On the repressive side several decision lines are open:

  1. You can investigate further, because you want to gain some more information.

  2. Secondly you can ask a second opinion of a colleague or your chief. Perhaps you ask advise of members of internal affairs

  3. In the third place you can decide to record the result of your decision/investigation to use it somehow later on.

In the end there are (combinations) of the following 5 ways open:

  1. Do nothing personal against the subject Perhaps you can tighten the regulations or discuss it in meetings in your department

  2. You can choose to coach the individual or the group.
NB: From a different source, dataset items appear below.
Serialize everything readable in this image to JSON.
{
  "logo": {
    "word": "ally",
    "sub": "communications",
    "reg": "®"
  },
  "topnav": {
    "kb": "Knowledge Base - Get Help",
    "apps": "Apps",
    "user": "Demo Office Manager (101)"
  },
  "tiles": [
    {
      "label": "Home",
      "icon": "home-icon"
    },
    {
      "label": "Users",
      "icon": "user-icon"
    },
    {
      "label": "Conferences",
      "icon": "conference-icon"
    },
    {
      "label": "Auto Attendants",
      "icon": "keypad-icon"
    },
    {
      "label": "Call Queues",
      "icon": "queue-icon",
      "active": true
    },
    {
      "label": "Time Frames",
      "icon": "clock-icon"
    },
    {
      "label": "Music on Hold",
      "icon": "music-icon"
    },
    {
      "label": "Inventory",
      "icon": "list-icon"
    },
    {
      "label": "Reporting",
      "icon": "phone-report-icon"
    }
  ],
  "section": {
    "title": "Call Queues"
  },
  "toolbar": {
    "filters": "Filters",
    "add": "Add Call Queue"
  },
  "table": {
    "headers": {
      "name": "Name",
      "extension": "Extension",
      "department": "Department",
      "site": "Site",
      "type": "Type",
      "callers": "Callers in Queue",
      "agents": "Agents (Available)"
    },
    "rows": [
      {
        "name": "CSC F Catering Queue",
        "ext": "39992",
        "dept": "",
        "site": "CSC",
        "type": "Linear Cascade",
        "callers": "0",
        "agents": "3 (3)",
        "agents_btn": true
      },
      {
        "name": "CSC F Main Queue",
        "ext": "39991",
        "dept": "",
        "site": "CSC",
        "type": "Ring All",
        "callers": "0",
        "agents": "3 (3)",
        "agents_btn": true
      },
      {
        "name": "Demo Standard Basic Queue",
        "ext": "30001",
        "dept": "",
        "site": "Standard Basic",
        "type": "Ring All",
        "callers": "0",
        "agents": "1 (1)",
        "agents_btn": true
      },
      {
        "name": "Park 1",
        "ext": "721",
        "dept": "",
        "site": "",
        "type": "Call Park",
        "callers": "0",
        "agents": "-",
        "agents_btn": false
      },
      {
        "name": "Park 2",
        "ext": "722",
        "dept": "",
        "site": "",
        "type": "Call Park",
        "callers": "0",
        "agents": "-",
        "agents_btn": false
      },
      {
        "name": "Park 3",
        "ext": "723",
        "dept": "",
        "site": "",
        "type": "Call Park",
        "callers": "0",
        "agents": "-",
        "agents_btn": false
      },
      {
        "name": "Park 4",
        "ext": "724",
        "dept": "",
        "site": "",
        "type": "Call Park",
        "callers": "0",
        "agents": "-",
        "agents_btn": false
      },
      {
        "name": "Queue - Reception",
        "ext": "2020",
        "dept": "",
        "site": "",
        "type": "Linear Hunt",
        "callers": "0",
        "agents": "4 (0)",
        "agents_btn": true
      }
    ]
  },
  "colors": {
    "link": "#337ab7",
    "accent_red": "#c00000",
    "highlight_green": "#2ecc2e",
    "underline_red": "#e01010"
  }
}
The purpose should be to clarify the standards or to fix the standards

  3. The third possibility is to have an official conversation to let your co-worker know that this is not the way he should act and that he will face consequences next time.

  4. You can decide to take the disciplinary way. Which means that you use disciplinary police-law, which in the end can be followed by disciplinary action, e.g. ,reprimand or the severe punishment being dismissed.

  5. The last way is to start a criminal investigation against the police-officer, which means the police-officer is a suspect of a serious crime.

Being open, being tolerant, participation, objectivity and rationalise reduce the chance that you ignore the warning signals of the start of a corruption process, especially in your department By using this model you can think systematically about ethical subjects, you can face all possibilities and consequence, but far more important you have raised a set of standards te discuss moral behaviour openly and intensive.

We come to an end of our contribution. It is correct that there is an enormous emphasis on prevention of corruption. We believe corruption- control can only succeed when prevention is upgraded. We say there is a special need for the development of skills. Do not take for granted that every police-officer or every police-manager has the knowledge to do the right thing in the right way. Attention for skill-development deserves an full place in management responsibility.